Francesco Patanè, classe 1986, nato e cresciuto a Roma, ma con le origini in Sicilia (terra che porta nel cuore), racconta la sua arte in questa intervista, tra infanzia, asfalto, iuta e Basquiat.
Ciao, Francesco, ti va di raccontare come sei diventato un artista?
Sono diventato artista da adulto, ma sin da piccolo sono cresciuto nell’arte: mio zio era artista, mia madre modellista e mi hanno dato modo di immergermi nei colori, negli odori e, successivamente, nel mondo che ne fa parte.

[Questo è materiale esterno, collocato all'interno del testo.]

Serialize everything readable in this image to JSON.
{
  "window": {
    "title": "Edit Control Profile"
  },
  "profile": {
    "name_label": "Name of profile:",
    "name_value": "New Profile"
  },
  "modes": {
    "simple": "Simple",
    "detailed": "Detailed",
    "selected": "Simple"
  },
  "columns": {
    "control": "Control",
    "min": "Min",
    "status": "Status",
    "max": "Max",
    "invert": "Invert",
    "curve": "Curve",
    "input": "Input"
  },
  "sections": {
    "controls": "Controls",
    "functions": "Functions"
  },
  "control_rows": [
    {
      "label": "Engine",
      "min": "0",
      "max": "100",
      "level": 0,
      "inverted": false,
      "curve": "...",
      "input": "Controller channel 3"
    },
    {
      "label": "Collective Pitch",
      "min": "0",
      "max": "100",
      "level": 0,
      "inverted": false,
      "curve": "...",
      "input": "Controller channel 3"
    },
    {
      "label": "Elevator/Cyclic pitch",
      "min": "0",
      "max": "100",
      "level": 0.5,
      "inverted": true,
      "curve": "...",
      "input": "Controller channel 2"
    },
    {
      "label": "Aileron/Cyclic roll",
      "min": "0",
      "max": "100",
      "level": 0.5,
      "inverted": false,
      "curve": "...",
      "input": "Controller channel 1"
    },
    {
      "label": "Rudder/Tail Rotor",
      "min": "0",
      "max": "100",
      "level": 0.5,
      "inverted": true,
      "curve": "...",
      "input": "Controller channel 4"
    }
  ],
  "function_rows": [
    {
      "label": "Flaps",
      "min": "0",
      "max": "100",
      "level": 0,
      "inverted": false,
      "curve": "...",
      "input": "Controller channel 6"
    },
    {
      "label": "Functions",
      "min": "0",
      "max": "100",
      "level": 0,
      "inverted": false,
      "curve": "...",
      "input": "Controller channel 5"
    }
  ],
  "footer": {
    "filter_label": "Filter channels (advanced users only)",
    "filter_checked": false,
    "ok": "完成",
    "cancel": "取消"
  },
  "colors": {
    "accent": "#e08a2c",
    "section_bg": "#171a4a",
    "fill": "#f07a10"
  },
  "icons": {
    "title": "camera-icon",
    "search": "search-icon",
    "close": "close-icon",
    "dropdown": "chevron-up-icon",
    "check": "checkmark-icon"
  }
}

Ho iniziato da piccolo con il realizzare di tegole (coppi) dipinti a mano per puro guadagno con paesaggi e colori della mia Sicilia. È solo dopo i 20 anni che ho iniziato ad esporre grazie ad un artista/gallerista, che, vedendo il mio primo vero quadro, un paesaggio del porto di Aspra, dalle misure notevoli, 200×5, che volle farmi esporre da lui. Da lì in poi, ho prima iniziato con paesaggi realistici, dai colori accesi sempre a richiamare i colori della Sicilia, fino ad arrivare allo stile di oggi dopo uno studio approfondito sulla materia prima.
Ho avuto modo di “assaporare” con i miei occhi le tue opere (alla tua mostra Imperfection is Beauty di Roma) e il tuo peculiare “asfalto su iuta”. Vorrei che tu parlassi un po’ di questa tua tecnica, ma, soprattutto: che cosa ti trasmette e perché l’hai scelta?
Da sempre ho amato il materico dei colori, dei materiali, frutto anche degli insegnamenti, forse, sia di mio nonno che di mio padre, uomini legati alla terra, tanto che ho sempre utilizzato anche lo spatolato. È per questo motivo che poi, man mano che sono andato avanti, ho scoperto la juta: fare il telaio da zero, tirare la tela e dargli l’imprimitura anche quando è pronta per iniziare l’opera già essa è un’opera, mai liscia, mai uguale, diversa l’una dall’altra, la reazione si ha solo quando si asciuga l’imprimitura, è bellissimo per me. Così come l’asfalto il suo nero intenso, diverso da qualsiasi altro nero, la sua densità ed elasticità mi permette di guidarlo nella colatura… Tutto questo a me dà il senso della libertà, per la realizzazione, per far emergere un’opera, per trasmettere me stesso su ogni tela.


Tu hai esposto in giro per il mondo e hai avuto modo di conoscere tante realtà e modi di approcciarsi nei confronti degli artisti. Al di fuori dell’Italia, qual è stato il Paese (o città) con cui hai sentito un legame o un trasporto speciale e unico?
Forse, anche e soprattutto perché è il mio sogno nel cassetto, New York. Anche se penso che, più di esporre, bisognerebbe vivere il posto per poi dire quale sia il migliore, viverlo per le strade, respirarlo e lasciarsi trasportare per poi iniziare a lavorare, con la semplice esposizione non credo si possa stabilire quale sia il posto migliore tra tutti quelli in cui ho esposto.

Hai degli artisti preferiti?
Sicuramente J.M. Basquiat è quello che più ha aperto la mia mente e rimane tra i miei preferiti, Monet a suo tempo con i paesaggi mi incuriosiva tantissimo, Guttuso, Picasso… sono stato collegato per stile a Pollock e a Schiele, ma non penso che esista un mio preferito, per un amante dell’arte per ogni stile diverso si ha una preferenza, ma ripeto, forse per apertura, anche se non c’entra nulla il mio stile, Jean Michel Basquiat è il mio preferito.